On the other hand, Wong rapped just 14 doubles a year ago; or, one in every 30.6 PA. As a minor-leaguer, Wong hit a double once every 21.3 PA. Likewise with triples—an admittedly far more volatile hit type. Last year, Wong netted a three-bagger once every 143 PA. On the farm, he posted a 3B/PA of 84.
It seems fair to assume that Wong's homer rate will drop in 2015 while his double rate will rise. As for triples, well, who knows. Put otherwise: Wong's power-hitting in 2015 will likely more closely resemble his minor-league performance with more doubles and fewer dingers. How did such a hit profile manifest itself in the minors?
Wong made his professional debut in the Midwest League after being drafted. The MWL is not known for being particularly hitter friendly. Wong posted a .175 ISO over just 222 PA in 2011. For what it's worth, that was well above the MWL collective ISO of .120.
In 2012, Wong played the entire season in the Texas League, which is known as being a batter's haven. Springfield plays its home games in Hammons Field, a ballpark that has gained an anecdotal reputation for being particularly beneficial to lefthanded hitters (just look at the Double-A numbers for Colby Rasmus, Daniel Descalso, Matt Adams, Oscar Taveras, and James Ramsey). In 2012, the Texas League-wide ISO was .133 to Wong's .119.
Wong went from well above-average power-hitting over a small sample in a pitcher-friendly Low-A league to well below-average in a larger sample in a hitter-friendly Double-A league.
Wong spent the majority of 2013 with Triple-A Memphis in the Pacific Coast League. The PCL is known as a hitter's haven, but the Memphis ballpark is relatively pitcher-friendly. That year, the PCL ISO was .144; Wong's .163. Once again, his extra-base hitting was comfortably above the league-wide rate.

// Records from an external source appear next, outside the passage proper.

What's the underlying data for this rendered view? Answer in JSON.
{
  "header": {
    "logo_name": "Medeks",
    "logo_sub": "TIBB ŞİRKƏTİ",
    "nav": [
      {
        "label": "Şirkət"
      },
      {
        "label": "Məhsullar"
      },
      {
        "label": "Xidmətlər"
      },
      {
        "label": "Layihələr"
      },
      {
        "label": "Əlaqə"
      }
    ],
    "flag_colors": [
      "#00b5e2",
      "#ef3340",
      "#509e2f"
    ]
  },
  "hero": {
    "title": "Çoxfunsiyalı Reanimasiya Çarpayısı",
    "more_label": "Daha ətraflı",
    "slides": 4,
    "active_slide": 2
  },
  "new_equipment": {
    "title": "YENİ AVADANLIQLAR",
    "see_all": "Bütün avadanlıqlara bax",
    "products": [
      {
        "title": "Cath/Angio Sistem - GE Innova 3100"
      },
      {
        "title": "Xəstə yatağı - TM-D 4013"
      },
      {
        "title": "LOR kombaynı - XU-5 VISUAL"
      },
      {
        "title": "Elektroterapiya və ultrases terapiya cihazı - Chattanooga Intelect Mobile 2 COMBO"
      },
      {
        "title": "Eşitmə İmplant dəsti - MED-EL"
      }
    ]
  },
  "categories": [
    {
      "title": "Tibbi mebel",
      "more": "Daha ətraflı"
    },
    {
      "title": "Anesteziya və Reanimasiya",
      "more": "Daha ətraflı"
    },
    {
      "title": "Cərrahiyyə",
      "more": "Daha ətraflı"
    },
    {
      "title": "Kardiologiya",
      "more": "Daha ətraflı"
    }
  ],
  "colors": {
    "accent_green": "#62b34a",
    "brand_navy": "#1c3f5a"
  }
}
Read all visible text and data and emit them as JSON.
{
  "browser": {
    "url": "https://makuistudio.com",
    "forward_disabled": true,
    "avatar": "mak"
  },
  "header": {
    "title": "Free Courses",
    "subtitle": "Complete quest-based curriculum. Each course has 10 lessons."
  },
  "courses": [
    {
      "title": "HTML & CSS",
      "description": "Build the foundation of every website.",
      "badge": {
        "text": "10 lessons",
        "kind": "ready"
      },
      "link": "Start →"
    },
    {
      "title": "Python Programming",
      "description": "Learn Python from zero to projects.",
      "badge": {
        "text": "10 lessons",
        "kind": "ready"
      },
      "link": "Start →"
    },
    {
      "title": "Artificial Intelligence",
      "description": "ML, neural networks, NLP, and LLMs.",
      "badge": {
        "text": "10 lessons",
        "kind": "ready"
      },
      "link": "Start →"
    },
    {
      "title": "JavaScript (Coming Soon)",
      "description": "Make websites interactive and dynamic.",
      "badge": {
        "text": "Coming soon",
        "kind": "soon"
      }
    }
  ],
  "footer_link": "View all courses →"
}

What does all of this mean? It's likely that the power-hitting Wong flashed during 2014 is unlikely to manifest itself in his sophomore season quite the same way. Wong's ISO will likely be less this year than it was last, because there will be a larger share of doubles and lesser share of dingers. That being said, given Wong's track record, it wouldn't be terribly surprising if he posts an ISO closer to league-average in 2015 than his ZiPS and Steamer projection.